Experimental assessment of flexible pavement behaviour under freezing conditions and winter weight premiums

As it is well documented, structural behaviour of flexibles pavements in cold regions is significantly affected by environmental factors and traffic loads. When it comes to pavement damage, the action of freeze and thaw is one of the most important inputs to consider. During thaw, the loss of bearing capacity is addressed by the seasonal load restriction policies enforced in many countries. On the other hand, during winter, frost action induces an important increase in the bearing capacity of flexible pavements due to the viscoelastic response of asphalt concrete and to the freezing of pore water in granular materials and soils. The pavement strengthening with frost penetration has led some transportation agencies to allow winter weight premiums (WWP). Currently, the main issue related to WWP programs is the variety of legislation for both among and within jurisdictions. This variety is caused, in part, by the lack of a rational decision criterion for the application of an axle load limit increase based on the mechanical behavior of frozen pavements.
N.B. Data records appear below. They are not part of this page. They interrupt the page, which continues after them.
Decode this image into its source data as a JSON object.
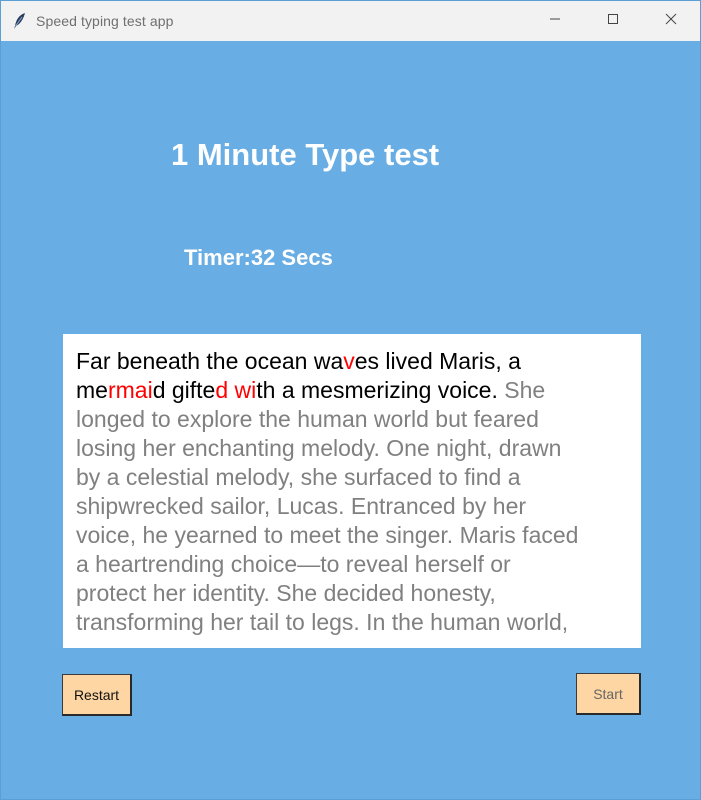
{
  "window": {
    "title": "Speed typing test app",
    "icon": "feather-icon",
    "controls": [
      "minimize-icon",
      "maximize-icon",
      "close-icon"
    ]
  },
  "header": {
    "title": "1 Minute Type test"
  },
  "timer": {
    "text": "Timer:32 Secs"
  },
  "passage": {
    "colors": {
      "typed": "#000000",
      "wrong": "#ff0000",
      "pending": "#808080"
    },
    "lines": [
      [
        {
          "t": "Far beneath the ocean wa",
          "s": "typed"
        },
        {
          "t": "v",
          "s": "wrong"
        },
        {
          "t": "es lived Maris, a",
          "s": "typed"
        }
      ],
      [
        {
          "t": "me",
          "s": "typed"
        },
        {
          "t": "rmai",
          "s": "wrong"
        },
        {
          "t": "d gifte",
          "s": "typed"
        },
        {
          "t": "d",
          "s": "wrong"
        },
        {
          "t": " ",
          "s": "typed"
        },
        {
          "t": "wi",
          "s": "wrong"
        },
        {
          "t": "th a mesmerizing voice.",
          "s": "typed"
        },
        {
          "t": " She",
          "s": "pending"
        }
      ],
      [
        {
          "t": "longed to explore the human world but feared",
          "s": "pending"
        }
      ],
      [
        {
          "t": "losing her enchanting melody. One night, drawn",
          "s": "pending"
        }
      ],
      [
        {
          "t": "by a celestial melody, she surfaced to find a",
          "s": "pending"
        }
      ],
      [
        {
          "t": "shipwrecked sailor, Lucas. Entranced by her",
          "s": "pending"
        }
      ],
      [
        {
          "t": "voice, he yearned to meet the singer. Maris faced",
          "s": "pending"
        }
      ],
      [
        {
          "t": "a heartrending choice—to reveal herself or",
          "s": "pending"
        }
      ],
      [
        {
          "t": "protect her identity. She decided honesty,",
          "s": "pending"
        }
      ],
      [
        {
          "t": "transforming her tail to legs. In the human world,",
          "s": "pending"
        }
      ]
    ]
  },
  "buttons": {
    "restart_label": "Restart",
    "start_label": "Start"
  }
}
The objective of this project was to document the mechanical behavior of freezing pavements and to develop a rational criterion for the onset of winter load premiums. An experimental approach with the use of Laval University full-scale heavy vehicle simulator was considered to monitor the response of two different flexible pavements built in a 24 m3 indoor test pit over a low plasticity clay and a silty sand subgrade soils, respectively. They were instrumented to monitor temperature profiles, surface deflection, as well as stress, strain and moisture content in each layer. The simulator was used to apply the air freezing temperature (-10 °C) and to periodically load the pavement surface using a standard dual-wheel set (half axle) varying in the range of 4500 to 6250 kg. The results collected allowed documenting how the response of different pavement structures changes with respect to frost penetration and temperature, and allowed quantifying the effect of the load magnitude on the change of the pavement response and damage.